Stahl’s refi closed this month at only $750 million, The Real Deal reported Monday, meaning the landlord had to kick in $250 million to pay off the expiring loan. And that was despite having spent $120 million on improvements and signing six tenants to leases totaling 270,000 square feet in 2022.

If Stahl had known that lenders in 2024 would value the building as poorly as they did, it might not have spent the $120 million. Yet here it was forking over $250 million — tripling down. According to the sunken cost fallacy, the previous investment made it more difficult to walk away. 

Stahl has now put at least $370 million into the building in the past few years, with no guarantee that the property, the Park Avenue corridor or the office sector in general will hold their value, let alone prosper, before the new loan matures in 2029.

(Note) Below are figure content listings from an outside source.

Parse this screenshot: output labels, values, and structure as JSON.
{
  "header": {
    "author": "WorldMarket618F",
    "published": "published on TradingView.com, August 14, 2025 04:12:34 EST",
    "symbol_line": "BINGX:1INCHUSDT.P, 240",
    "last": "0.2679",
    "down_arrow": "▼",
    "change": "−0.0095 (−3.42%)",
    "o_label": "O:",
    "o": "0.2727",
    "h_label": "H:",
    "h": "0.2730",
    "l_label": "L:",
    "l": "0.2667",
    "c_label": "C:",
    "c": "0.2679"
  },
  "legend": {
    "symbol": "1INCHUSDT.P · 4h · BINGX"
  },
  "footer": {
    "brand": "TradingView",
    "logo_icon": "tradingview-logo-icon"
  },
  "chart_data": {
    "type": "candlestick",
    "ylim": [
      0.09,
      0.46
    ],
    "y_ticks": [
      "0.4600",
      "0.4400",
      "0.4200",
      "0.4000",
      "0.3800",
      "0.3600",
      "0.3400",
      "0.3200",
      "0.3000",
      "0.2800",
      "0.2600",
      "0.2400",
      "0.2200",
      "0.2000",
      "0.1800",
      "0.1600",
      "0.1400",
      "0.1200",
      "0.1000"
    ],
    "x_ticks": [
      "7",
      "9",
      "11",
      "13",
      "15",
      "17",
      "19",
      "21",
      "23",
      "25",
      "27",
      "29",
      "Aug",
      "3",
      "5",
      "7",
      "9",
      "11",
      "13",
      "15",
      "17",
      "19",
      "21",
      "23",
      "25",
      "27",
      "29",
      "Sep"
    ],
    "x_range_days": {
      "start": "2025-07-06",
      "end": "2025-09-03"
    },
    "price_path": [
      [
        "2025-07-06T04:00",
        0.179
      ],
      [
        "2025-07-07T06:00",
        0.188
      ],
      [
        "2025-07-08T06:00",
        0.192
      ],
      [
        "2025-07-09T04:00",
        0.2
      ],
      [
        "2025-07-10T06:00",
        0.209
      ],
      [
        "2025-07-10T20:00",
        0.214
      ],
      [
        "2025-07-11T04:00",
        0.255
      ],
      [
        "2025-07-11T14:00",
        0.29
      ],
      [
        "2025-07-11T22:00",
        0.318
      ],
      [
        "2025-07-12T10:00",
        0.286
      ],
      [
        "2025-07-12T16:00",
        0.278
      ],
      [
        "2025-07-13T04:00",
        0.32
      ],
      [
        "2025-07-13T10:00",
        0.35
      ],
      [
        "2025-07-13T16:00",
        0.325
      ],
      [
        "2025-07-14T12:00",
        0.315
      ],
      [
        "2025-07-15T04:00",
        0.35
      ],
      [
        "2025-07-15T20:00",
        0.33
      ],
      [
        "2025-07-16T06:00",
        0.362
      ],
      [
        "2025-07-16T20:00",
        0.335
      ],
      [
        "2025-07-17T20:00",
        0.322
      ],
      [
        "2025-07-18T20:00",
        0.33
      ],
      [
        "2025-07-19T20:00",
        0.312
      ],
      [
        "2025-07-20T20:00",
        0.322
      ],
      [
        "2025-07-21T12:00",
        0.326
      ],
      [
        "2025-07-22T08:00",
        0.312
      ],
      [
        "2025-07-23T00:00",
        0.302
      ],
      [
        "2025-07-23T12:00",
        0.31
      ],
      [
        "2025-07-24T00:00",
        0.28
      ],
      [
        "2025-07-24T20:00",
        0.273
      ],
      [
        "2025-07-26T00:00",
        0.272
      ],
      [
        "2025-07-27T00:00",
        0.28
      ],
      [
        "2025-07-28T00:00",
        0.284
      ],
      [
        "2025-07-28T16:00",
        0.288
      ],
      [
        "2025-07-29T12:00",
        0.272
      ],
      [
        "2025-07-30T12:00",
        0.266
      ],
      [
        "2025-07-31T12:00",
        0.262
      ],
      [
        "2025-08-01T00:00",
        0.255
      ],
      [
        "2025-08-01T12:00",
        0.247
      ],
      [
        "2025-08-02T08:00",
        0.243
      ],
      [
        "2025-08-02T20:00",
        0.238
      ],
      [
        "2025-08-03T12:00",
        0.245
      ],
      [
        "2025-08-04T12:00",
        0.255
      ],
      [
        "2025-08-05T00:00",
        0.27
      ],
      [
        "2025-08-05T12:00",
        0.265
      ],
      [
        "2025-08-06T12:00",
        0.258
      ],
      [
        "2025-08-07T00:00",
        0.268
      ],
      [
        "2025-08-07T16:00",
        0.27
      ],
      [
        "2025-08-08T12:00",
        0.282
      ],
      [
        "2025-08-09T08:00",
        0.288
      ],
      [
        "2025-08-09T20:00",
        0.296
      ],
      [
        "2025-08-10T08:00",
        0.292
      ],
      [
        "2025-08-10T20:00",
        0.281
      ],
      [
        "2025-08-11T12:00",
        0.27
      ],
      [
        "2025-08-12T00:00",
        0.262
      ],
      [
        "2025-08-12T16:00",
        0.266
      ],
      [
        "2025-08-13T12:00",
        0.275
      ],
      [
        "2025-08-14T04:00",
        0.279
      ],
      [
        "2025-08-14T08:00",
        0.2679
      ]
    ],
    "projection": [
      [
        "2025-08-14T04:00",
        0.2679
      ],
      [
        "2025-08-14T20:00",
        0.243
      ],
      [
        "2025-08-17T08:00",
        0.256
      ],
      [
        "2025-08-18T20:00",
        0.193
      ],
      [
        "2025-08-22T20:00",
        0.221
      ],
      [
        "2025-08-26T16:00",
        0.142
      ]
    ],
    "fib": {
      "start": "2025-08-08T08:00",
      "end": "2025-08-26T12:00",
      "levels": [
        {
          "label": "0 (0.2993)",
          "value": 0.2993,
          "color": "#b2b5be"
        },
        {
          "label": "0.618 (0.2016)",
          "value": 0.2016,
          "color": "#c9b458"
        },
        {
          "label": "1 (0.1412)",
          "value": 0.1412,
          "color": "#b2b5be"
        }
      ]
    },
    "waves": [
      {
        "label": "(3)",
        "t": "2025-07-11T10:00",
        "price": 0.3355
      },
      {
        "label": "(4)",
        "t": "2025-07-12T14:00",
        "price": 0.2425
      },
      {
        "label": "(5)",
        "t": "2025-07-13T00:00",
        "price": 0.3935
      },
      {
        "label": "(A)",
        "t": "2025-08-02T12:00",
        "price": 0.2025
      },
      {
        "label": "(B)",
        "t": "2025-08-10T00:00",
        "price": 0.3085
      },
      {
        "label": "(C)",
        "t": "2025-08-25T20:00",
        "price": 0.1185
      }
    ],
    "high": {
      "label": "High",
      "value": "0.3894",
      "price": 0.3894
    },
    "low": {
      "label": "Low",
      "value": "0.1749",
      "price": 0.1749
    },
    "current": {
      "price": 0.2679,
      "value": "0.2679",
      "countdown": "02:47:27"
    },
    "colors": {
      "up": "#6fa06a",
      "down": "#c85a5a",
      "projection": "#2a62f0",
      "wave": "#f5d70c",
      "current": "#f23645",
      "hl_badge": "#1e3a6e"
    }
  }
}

At the highest levels of real estate, the mental challenge of not letting sunk costs interfere with decisions is well known to all participants. Stahl surely also is aware of the “endowment effect” — the tendency to value your assets more than you would if you didn’t own them.

But knowing these biases doesn’t necessarily make it easier to overcome them, as implicit bias training has shown. In this case, Stahl swallowed its bitter pill and soldiered on.

It might well pay off in the end. But would investors with no attachment to 277 Park Avenue trade places with the owner? No sooner than you would bid for a Keston Hiura rookie card.